Pain experiences are shaped by a complex interplay of biological, psychological, social, and cultural factors (79). The International Association for the Study of Pain (IASP) defines pain as “an unpleasant sensory and emotional experience associated with, or resembling that associated with, actual or potential tissue damage” (10). Nociception, the process by which the body detects and responds to painful stimuli, can be altered by psychosocial factors, creating the subjective perception of pain through cognitive appraisals, learning, recalling past experiences, and active decision making (11). For example, individuals experiencing trauma or chronic stress may develop a heightened sensitivity to pain due to increased activity in pain-processing brain regions (12).

Understanding the complexity of pain experiences provides insight into how gender may shape those experiences. Gender refers to the dynamic internal sense of being a woman, man, a different gender or multiple genders, or having no gender at all, a definition endorsed by the American Medical Association (13). This differs from, but is often conflated with, biological sex, the multidimensional construct based on individuals' anatomical and physiological traits (14). Gender shapes how people navigate the world and their health due to influences of social gender norms, the socially constructed roles and behaviors that a culture deems appropriate for people based on gender (15). Gender shapes expectations, experiences, emotions, and behaviors, amongst other factors, through social gender norms. These, in turn, may shape pain experiences.

Transgender individuals then, may be uniquely impacted by the role of gender in shaping pain. However, pain research in the transgender community has been limited by systemic biases that often exclude them in medical and psychological research, and the broader marginalization of transgender individuals in healthcare. Specifically, many studies have focused on cisgender populations, failing to account for the unique physiological, psychological, and social stressors that transgender individuals face, including the effects of gender-affirming medical treatments [but see (16)]. Further, funding disparities, institutional barriers, and failure to oversample the transgender community also contribute to the underrepresentation of transgender individuals in pain research.

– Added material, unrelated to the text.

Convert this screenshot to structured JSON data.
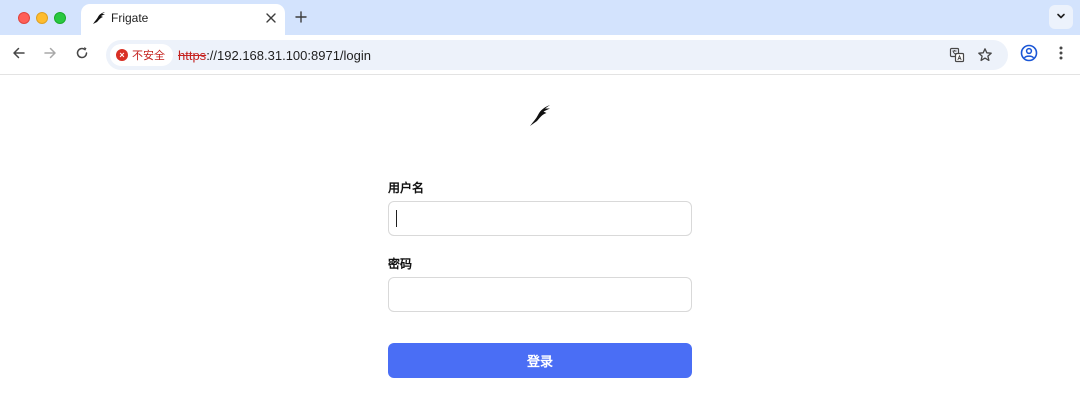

Beyond the influence of gender norms, transgender individuals often experience unique challenges in navigating the healthcare system (16), including fear of rejection, mistrust in providers, and providers' lack of knowledge about transgender identities (17). Furthermore, transgender individuals experience increased rates of mental health concerns (18) and overall more negative affectivity associated with minority stressors (19). These psychosocial barriers may exacerbate existing pain disparities and limit access to and effectiveness of pain treatment.

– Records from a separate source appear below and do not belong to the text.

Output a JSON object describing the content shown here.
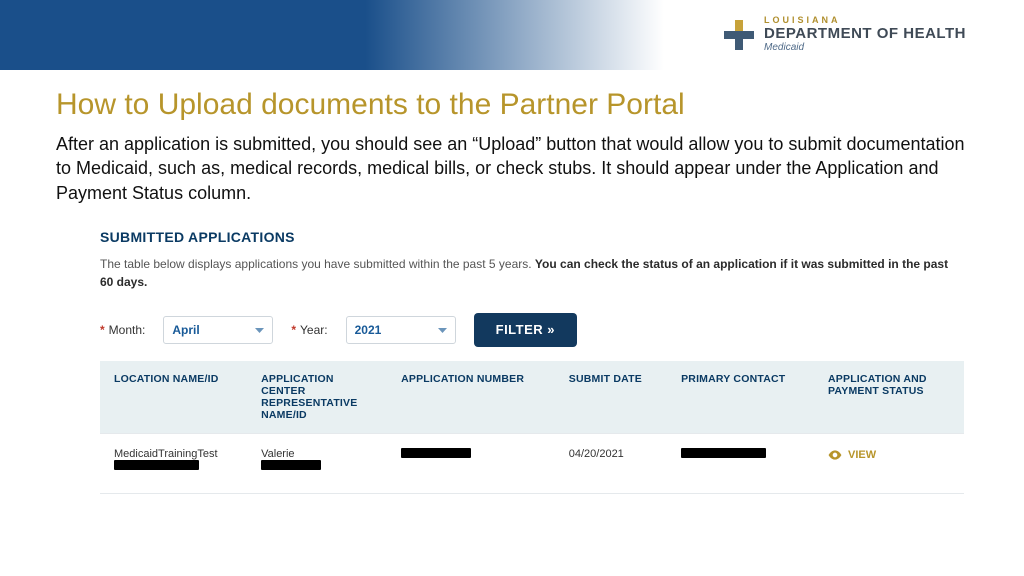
{
  "logo": {
    "line1": "LOUISIANA",
    "line2": "DEPARTMENT OF HEALTH",
    "line3": "Medicaid"
  },
  "page": {
    "title": "How to Upload documents to the Partner Portal",
    "intro": "After an application is submitted, you should see an “Upload” button that would allow you to submit documentation to Medicaid, such as, medical records, medical bills, or check stubs. It should appear under the Application and Payment Status column."
  },
  "panel": {
    "heading": "SUBMITTED APPLICATIONS",
    "desc_plain": "The table below displays applications you have submitted within the past 5 years. ",
    "desc_bold": "You can check the status of an application if it was submitted in the past 60 days."
  },
  "filter": {
    "month_label": "Month:",
    "month_value": "April",
    "year_label": "Year:",
    "year_value": "2021",
    "button": "FILTER »"
  },
  "table": {
    "headers": {
      "location": "LOCATION NAME/ID",
      "rep": "APPLICATION CENTER REPRESENTATIVE NAME/ID",
      "appnum": "APPLICATION NUMBER",
      "submit": "SUBMIT DATE",
      "contact": "PRIMARY CONTACT",
      "status": "APPLICATION AND PAYMENT STATUS"
    },
    "rows": [
      {
        "location": "MedicaidTrainingTest",
        "rep": "Valerie",
        "submit_date": "04/20/2021",
        "status_action": "VIEW"
      }
    ]
  }
}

Our paper contributes to the literature by reviewing research on the interplay among cognitive, affective, and social factors on pain in other marginalized groups and extending it to transgender individuals. We also provide recommendations for future research and practical and evidence-driven ways to mitigate pain disparities for transgender individuals in the medical context.

2 Cognitive factors

Cognitive factors, the ways that individuals perceive, remember, think, and reason, influence an individual's experiences of pain (20), and ample evidence has emerged identifying both specific cognitive pathways [e.g., attention, self-efficacy, learning; (21)] and mechanisms by which these pathways influence nociceptive input (11). While these factors have been well-studied in cisgender individuals, we will identify those cognitive pathways which may be particularly important to the experience of transgender individuals: expectations and social gender norms.

2.1 Expectations

Pain responses are influenced by individuals' (1) expectations of experiencing pain [i.e., outcome expectations; (22)], (2) expectations around their social relationships and social context [i.e., interpersonal expectations; (23)], and (3) expectations regarding their ability to manage pain [i.e., self-efficacy expectations; (24)].

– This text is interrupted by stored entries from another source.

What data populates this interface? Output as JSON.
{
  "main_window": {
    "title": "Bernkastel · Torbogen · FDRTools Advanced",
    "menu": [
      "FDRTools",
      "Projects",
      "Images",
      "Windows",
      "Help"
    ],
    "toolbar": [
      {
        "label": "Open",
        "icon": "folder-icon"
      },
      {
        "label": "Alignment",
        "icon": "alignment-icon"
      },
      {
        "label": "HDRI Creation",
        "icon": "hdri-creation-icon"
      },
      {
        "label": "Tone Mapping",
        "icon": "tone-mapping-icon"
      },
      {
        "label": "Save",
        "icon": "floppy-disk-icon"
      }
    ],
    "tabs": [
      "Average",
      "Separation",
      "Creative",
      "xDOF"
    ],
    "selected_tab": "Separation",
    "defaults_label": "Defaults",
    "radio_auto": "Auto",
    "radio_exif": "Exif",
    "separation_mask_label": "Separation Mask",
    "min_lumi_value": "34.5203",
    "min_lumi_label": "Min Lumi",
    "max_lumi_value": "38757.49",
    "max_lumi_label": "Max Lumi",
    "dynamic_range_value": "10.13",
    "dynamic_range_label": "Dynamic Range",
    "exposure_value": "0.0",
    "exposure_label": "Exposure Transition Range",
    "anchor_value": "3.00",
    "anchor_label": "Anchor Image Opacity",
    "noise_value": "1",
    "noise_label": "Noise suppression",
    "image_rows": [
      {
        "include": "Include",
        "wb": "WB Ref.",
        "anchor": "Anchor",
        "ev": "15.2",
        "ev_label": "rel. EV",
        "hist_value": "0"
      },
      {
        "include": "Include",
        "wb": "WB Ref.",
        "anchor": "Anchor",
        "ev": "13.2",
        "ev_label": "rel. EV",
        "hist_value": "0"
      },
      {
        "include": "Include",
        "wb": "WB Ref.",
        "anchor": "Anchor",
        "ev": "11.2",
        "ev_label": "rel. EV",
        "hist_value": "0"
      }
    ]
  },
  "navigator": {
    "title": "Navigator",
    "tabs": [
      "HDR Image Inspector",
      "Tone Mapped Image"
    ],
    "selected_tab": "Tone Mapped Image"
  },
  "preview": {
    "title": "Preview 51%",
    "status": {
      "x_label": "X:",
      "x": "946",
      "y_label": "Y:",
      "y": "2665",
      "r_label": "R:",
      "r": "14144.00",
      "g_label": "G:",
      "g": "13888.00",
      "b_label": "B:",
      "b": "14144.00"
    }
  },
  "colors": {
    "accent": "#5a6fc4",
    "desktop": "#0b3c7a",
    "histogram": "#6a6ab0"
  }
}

Interpersonal expectations, or future-focused beliefs regarding social interactions, may shape pain experiences directly or indirectly. Evidence indicates transgender individuals may avoid healthcare interactions due to expectations of discrimination (25), which may indirectly increase pain experiences due to delayed treatment initiation and disease progression. One study found that transgender individuals who delayed care due to fear of discrimination reported worse health than those who did not delay or delayed for other reasons (26). Other research found transgender patients expected to receive substandard care because of concerns about providers' ability to work with them on medical issues, and the acceptance of their identity (5).

Previous research demonstrated that beliefs about a physician's empathy and competence (i.e., interpersonal expectations) predict outcome expectations for medical treatments (27). While no known studies have considered pain-related outcome expectations specifically in transgender individuals, poor outcome expectations, stemming from the aforementioned interpersonal expectations around a transgender individual's beliefs about providers' ability to effectively treat their concerns, may negatively influence both pain experiences and the effectiveness of pain treatments. Evidence exists for differences in pain-related expectations in other marginalized groups, such as racial minorities. This may influence disparities in treatment and may also exist for transgender individuals (2).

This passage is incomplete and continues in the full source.